While it’s not exactly clear why, the finding itself is certain: Men are suffering worse fates than women when it comes to COVID-19, regardless of geography or age.
A variety of data from outbreaks across the world has established this fact, and experts like Johns Hopkins biologist Sabra Klein are trying to understand more.
The Hub reached out to Klein for more insights on what the scientific community knows so far about the different outcomes between men and women who contract COVID-19.
What is the evidence showing different outcomes for men and women who contract COVID-19?
Around the world, on every continent, we’re observing that men are significantly more likely to be hospitalized with severe COVID-19, and men are also significantly more likely to die from COVID-19.
Some studies are showing the risks are twofold for men. Women are contracting the virus at same rates as men, but they are more likely to recover.
Because these findings are cutting across social and cultural boundaries, that strongly suggests the biological difference between males and females is contributing.
That likely doesn’t tell the full story, however—social and lifestyle factors may certainly be influencing the trends, but we need to understand more.
What might be the possible explanations for the discrepancy?
I am hypothesizing that because women typically have a more rapid and robust immune response to viruses than men, this may be one factor contributing to female-biased protection against SARS-CoV-2, the virus that causes COVID-19.
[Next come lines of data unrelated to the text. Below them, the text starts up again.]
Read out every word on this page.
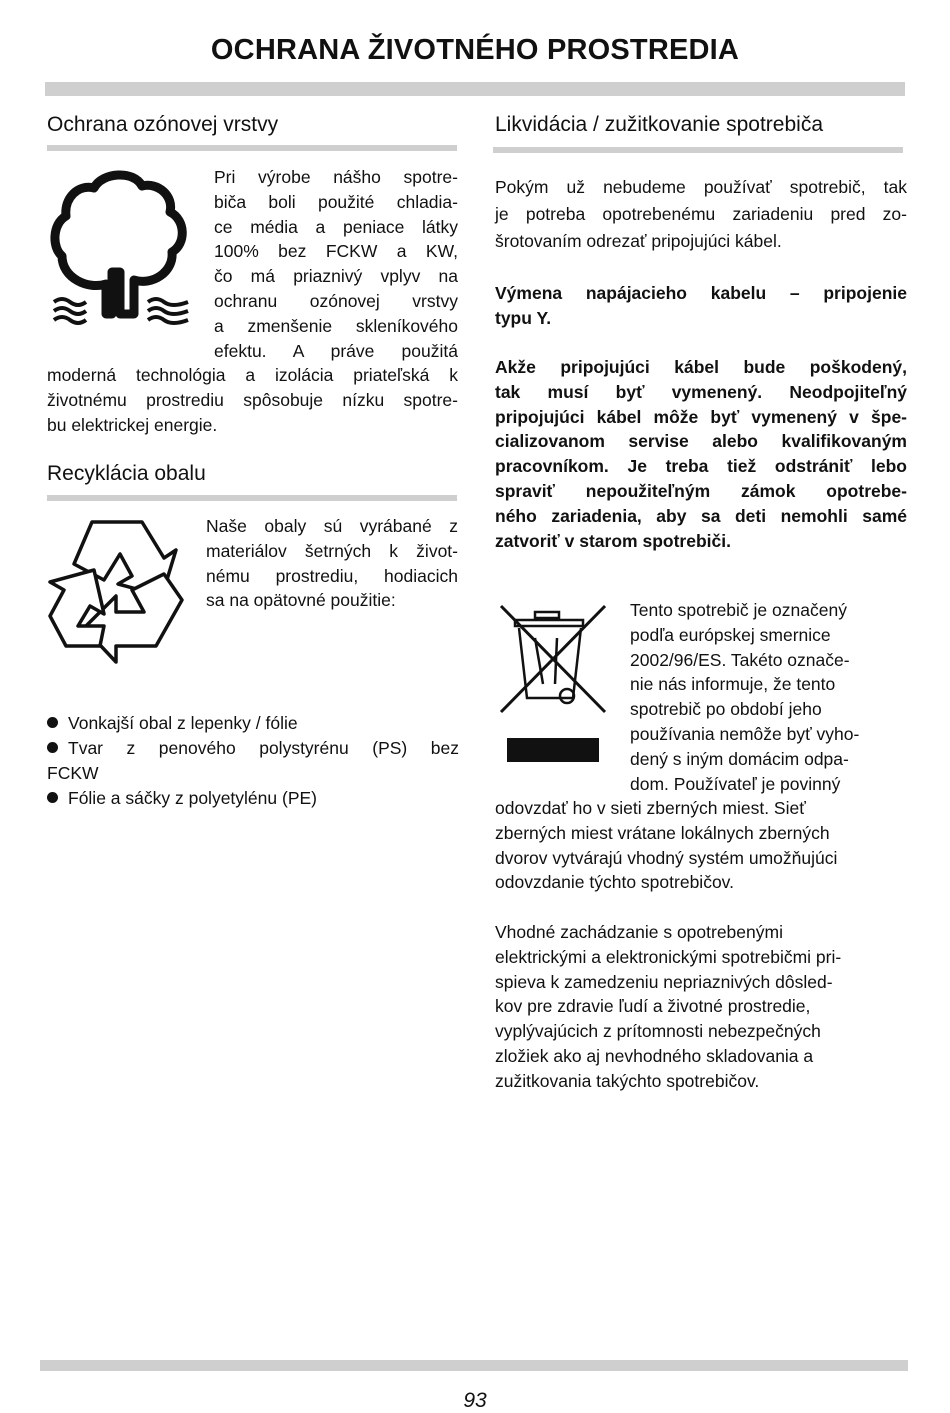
OCHRANA ŽIVOTNÉHO PROSTREDIA
Ochrana ozónovej vrstvy
Pri výrobe nášho spotre-
biča boli použité chladia-
ce média a peniace látky
100% bez FCKW a KW,
čo má priaznivý vplyv na
ochranu ozónovej vrstvy
a zmenšenie skleníkového
efektu. A práve použitá
moderná technológia a izolácia priateľská k
životnému prostrediu spôsobuje nízku spotre-
bu elektrickej energie.
Recyklácia obalu
Naše obaly sú vyrábané z
materiálov šetrných k život-
nému prostrediu, hodiacich
sa na opätovné použitie:
Vonkajší obal z lepenky / fólie
Tvar z penového polystyrénu (PS) bez
FCKW
Fólie a sáčky z polyetylénu (PE)
Likvidácia / zužitkovanie spotrebiča
Pokým už nebudeme používať spotrebič, tak
je potreba opotrebenému zariadeniu pred zo-
šrotovaním odrezať pripojujúci kábel.
Výmena napájacieho kabelu – pripojenie
typu Y.
Akže pripojujúci kábel bude poškodený,
tak musí byť vymenený. Neodpojiteľný
pripojujúci kábel môže byť vymenený v špe-
cializovanom servise alebo kvalifikovaným
pracovníkom. Je treba tiež odstrániť lebo
spraviť nepoužiteľným zámok opotrebe-
ného zariadenia, aby sa deti nemohli samé
zatvoriť v starom spotrebiči.
Tento spotrebič je označený
podľa európskej smernice
2002/96/ES. Takéto označe-
nie nás informuje, že tento
spotrebič po období jeho
používania nemôže byť vyho-
dený s iným domácim odpa-
dom. Používateľ je povinný
odovzdať ho v sieti zberných miest. Sieť
zberných miest vrátane lokálnych zberných
dvorov vytvárajú vhodný systém umožňujúci
odovzdanie týchto spotrebičov.
Vhodné zachádzanie s opotrebenými
elektrickými a elektronickými spotrebičmi pri-
spieva k zamedzeniu nepriaznivých dôsled-
kov pre zdravie ľudí a životné prostredie,
vyplývajúcich z prítomnosti nebezpečných
zložiek ako aj nevhodného skladovania a
zužitkovania takýchto spotrebičov.
93
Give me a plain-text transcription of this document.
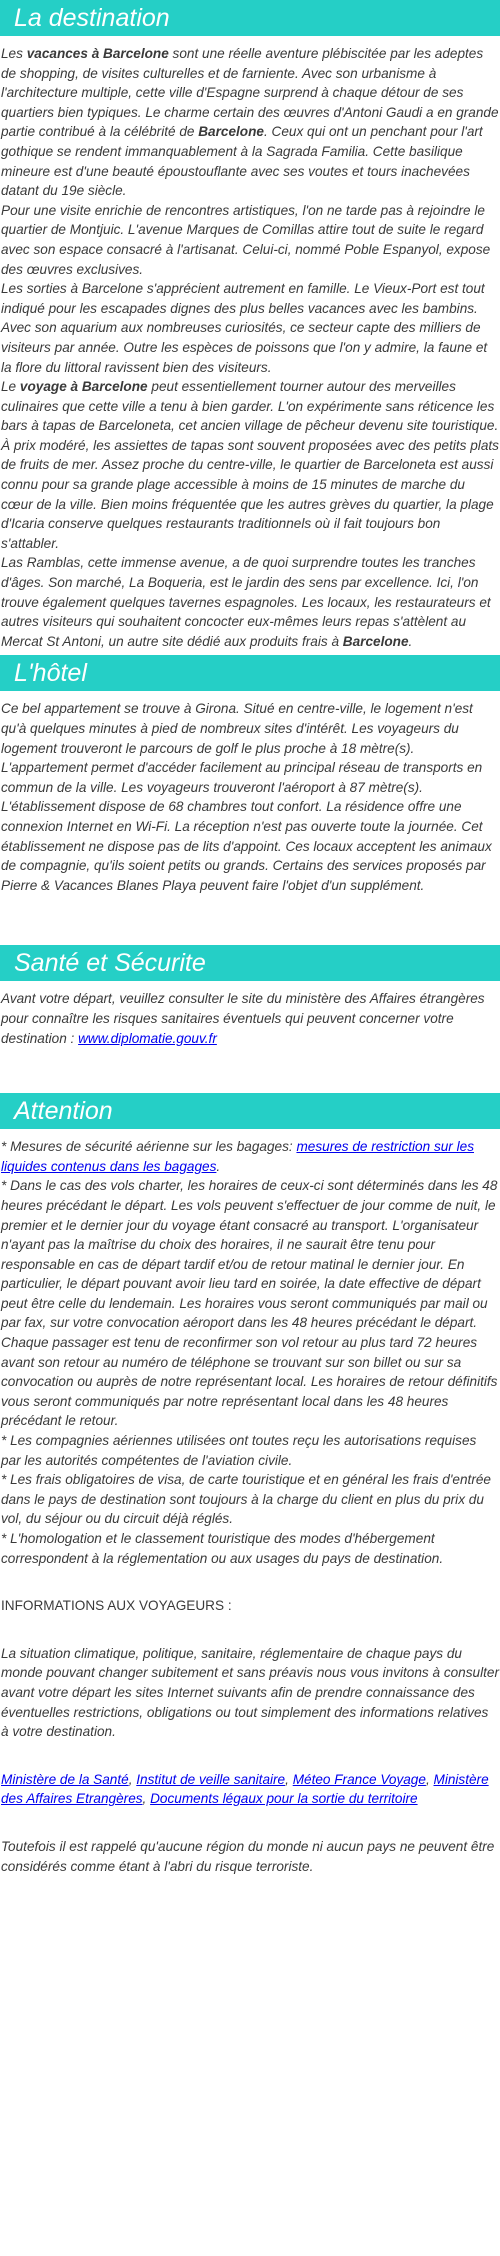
La destination

Les vacances à Barcelone sont une réelle aventure plébiscitée par les adeptes de shopping, de visites culturelles et de farniente. Avec son urbanisme à l'architecture multiple, cette ville d'Espagne surprend à chaque détour de ses quartiers bien typiques. Le charme certain des œuvres d'Antoni Gaudi a en grande partie contribué à la célébrité de Barcelone. Ceux qui ont un penchant pour l'art gothique se rendent immanquablement à la Sagrada Familia. Cette basilique mineure est d'une beauté époustouflante avec ses voutes et tours inachevées datant du 19e siècle.

Pour une visite enrichie de rencontres artistiques, l'on ne tarde pas à rejoindre le quartier de Montjuic. L'avenue Marques de Comillas attire tout de suite le regard avec son espace consacré à l'artisanat. Celui-ci, nommé Poble Espanyol, expose des œuvres exclusives.

Les sorties à Barcelone s'apprécient autrement en famille. Le Vieux-Port est tout indiqué pour les escapades dignes des plus belles vacances avec les bambins. Avec son aquarium aux nombreuses curiosités, ce secteur capte des milliers de visiteurs par année. Outre les espèces de poissons que l'on y admire, la faune et la flore du littoral ravissent bien des visiteurs.

Le voyage à Barcelone peut essentiellement tourner autour des merveilles culinaires que cette ville a tenu à bien garder. L'on expérimente sans réticence les bars à tapas de Barceloneta, cet ancien village de pêcheur devenu site touristique. À prix modéré, les assiettes de tapas sont souvent proposées avec des petits plats de fruits de mer. Assez proche du centre-ville, le quartier de Barceloneta est aussi connu pour sa grande plage accessible à moins de 15 minutes de marche du cœur de la ville. Bien moins fréquentée que les autres grèves du quartier, la plage d'Icaria conserve quelques restaurants traditionnels où il fait toujours bon s'attabler.

Las Ramblas, cette immense avenue, a de quoi surprendre toutes les tranches d'âges. Son marché, La Boqueria, est le jardin des sens par excellence. Ici, l'on trouve également quelques tavernes espagnoles. Les locaux, les restaurateurs et autres visiteurs qui souhaitent concocter eux-mêmes leurs repas s'attèlent au Mercat St Antoni, un autre site dédié aux produits frais à Barcelone.

L'hôtel

Ce bel appartement se trouve à Girona. Situé en centre-ville, le logement n'est qu'à quelques minutes à pied de nombreux sites d'intérêt. Les voyageurs du logement trouveront le parcours de golf le plus proche à 18 mètre(s). L'appartement permet d'accéder facilement au principal réseau de transports en commun de la ville. Les voyageurs trouveront l'aéroport à 87 mètre(s). L'établissement dispose de 68 chambres tout confort. La résidence offre une connexion Internet en Wi-Fi. La réception n'est pas ouverte toute la journée. Cet établissement ne dispose pas de lits d'appoint. Ces locaux acceptent les animaux de compagnie, qu'ils soient petits ou grands. Certains des services proposés par Pierre & Vacances Blanes Playa peuvent faire l'objet d'un supplément.

Santé et Sécurite

Avant votre départ, veuillez consulter le site du ministère des Affaires étrangères pour connaître les risques sanitaires éventuels qui peuvent concerner votre destination : www.diplomatie.gouv.fr

Attention

* Mesures de sécurité aérienne sur les bagages: mesures de restriction sur les liquides contenus dans les bagages.

* Dans le cas des vols charter, les horaires de ceux-ci sont déterminés dans les 48 heures précédant le départ. Les vols peuvent s'effectuer de jour comme de nuit, le premier et le dernier jour du voyage étant consacré au transport. L'organisateur n'ayant pas la maîtrise du choix des horaires, il ne saurait être tenu pour responsable en cas de départ tardif et/ou de retour matinal le dernier jour. En particulier, le départ pouvant avoir lieu tard en soirée, la date effective de départ peut être celle du lendemain. Les horaires vous seront communiqués par mail ou par fax, sur votre convocation aéroport dans les 48 heures précédant le départ. Chaque passager est tenu de reconfirmer son vol retour au plus tard 72 heures avant son retour au numéro de téléphone se trouvant sur son billet ou sur sa convocation ou auprès de notre représentant local. Les horaires de retour définitifs vous seront communiqués par notre représentant local dans les 48 heures précédant le retour.

* Les compagnies aériennes utilisées ont toutes reçu les autorisations requises par les autorités compétentes de l'aviation civile.

* Les frais obligatoires de visa, de carte touristique et en général les frais d'entrée dans le pays de destination sont toujours à la charge du client en plus du prix du vol, du séjour ou du circuit déjà réglés.

* L'homologation et le classement touristique des modes d'hébergement correspondent à la réglementation ou aux usages du pays de destination.

INFORMATIONS AUX VOYAGEURS :

La situation climatique, politique, sanitaire, réglementaire de chaque pays du monde pouvant changer subitement et sans préavis nous vous invitons à consulter avant votre départ les sites Internet suivants afin de prendre connaissance des éventuelles restrictions, obligations ou tout simplement des informations relatives à votre destination.

Ministère de la Santé, Institut de veille sanitaire, Méteo France Voyage, Ministère des Affaires Etrangères, Documents légaux pour la sortie du territoire

Toutefois il est rappelé qu'aucune région du monde ni aucun pays ne peuvent être considérés comme étant à l'abri du risque terroriste.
There are data from early outbreaks in Wuhan, China, for example, that show women clear the virus more quickly than men.
A sex difference in immune responses that control and clear SARS-CoV-2 suggests there there’s a difference between sexes affecting immunity.
We have data for other viruses illustrating that sex differences in immunity are caused by genetic as well as hormonal differences between women and men.
For example, in females, hormones such as estrogen and progesterone may be protective against the virus, and it’s possible testosterone does the opposite for men.
Scientists are also looking into the role of the ACE-2 receptor, which is found on the cells lining the lung and airways and is used by the SARS-CoV-2 virus to enter cells.
From what we know about this receptor, from other conditions such as hypertension and kidney disease, ACE-2 expression is greater in males than in females.
We also know from work in the kidneys that estrogen downregulates the expression of ACE-2,which could be a plausible biological explanation for reduced severity of the virus in women.
How is the factor of age overlapping with all of this?
It turns out the male bias severity is happening across a diverse range of ages.
A very large JAMA study on cases in New York City, for example, looked at ages 30 through 90, and found that males were significantly more likely to be hospitalized or die regardless of age.
Another study in The Lancet examining ages 20 upwards in European countries also shows this trend across ages. What we’re seeing in ages 60 years and older is that this is where we find the most severe outcomes of death.
You said that social and cultural factors may also be playing a role.
My colleague Rosemary Morgan, in international health, is studying this; she specializes in gender-associated factors that impact health and disease, including COVID-19.
We know that biological differences are only part of the story of what make men and women different. It also has to do with our behavior and even the social and cultural norms that define our roles and responsibilities.
For example, females may be more likely to be frontline workers, which could create more risks for exposure.
In terms of lifestyle, men tend to be more likely to be smokers, which is a risk factor, and they’re less likely to seek out medical care when there’s a problem.
And with COVID-19, if men are less likely to engage in behaviors like mask-wearing and hand-washing, that may increase risks.
There are also underlying conditions such as hypertension, heart disease, and diabetes, which men are statistically more likely to have and some of which can be attributed to lifestyle factors, that also amplify risks with COVID-19.
What are the implications of all of this for treatment and vaccines?
As my colleagues and I wrote in the Journal of Critical Investigations, we need to be ensuring a large prism of men and women take part in the numerous clinical trials for vaccines and we need to be able compare outcome data between men and women. Formulating vaccines should take into account the differences.
Vaccines are just one arm of how we’re addressing protections from COVID-19, however. Another is therapeutics.
We have data from the past showing more adverse reactions for women than men with antiviral drugs, and it’s important to be aware of that. We don’t want the reaction to the drug to be worse than the condition it’s trying to treat.
What are you researching right now related to this issue?
I’m one of the partners working with Hopkins immunologist Arturo Casadevall on the promising treatment of convalescent plasma, which uses antibodies of recovered COVID-19 patients to boost immunity in others.
Personally, that’s giving me lots of fabulous serological data to use to characterize differences between men and women in antibody responses to SARS-CoV-2.
My colleague Sean Leng at the School of Medicine and I have also won a grant to study differences in immune responses to the virus in older adults, the people who are most at risks of severe outcomes.
Lastly, I’m collaborating with other School of Public Health and Medicine colleagues on animal models that can provide us with mechanistic insights on SARS-CoV-2.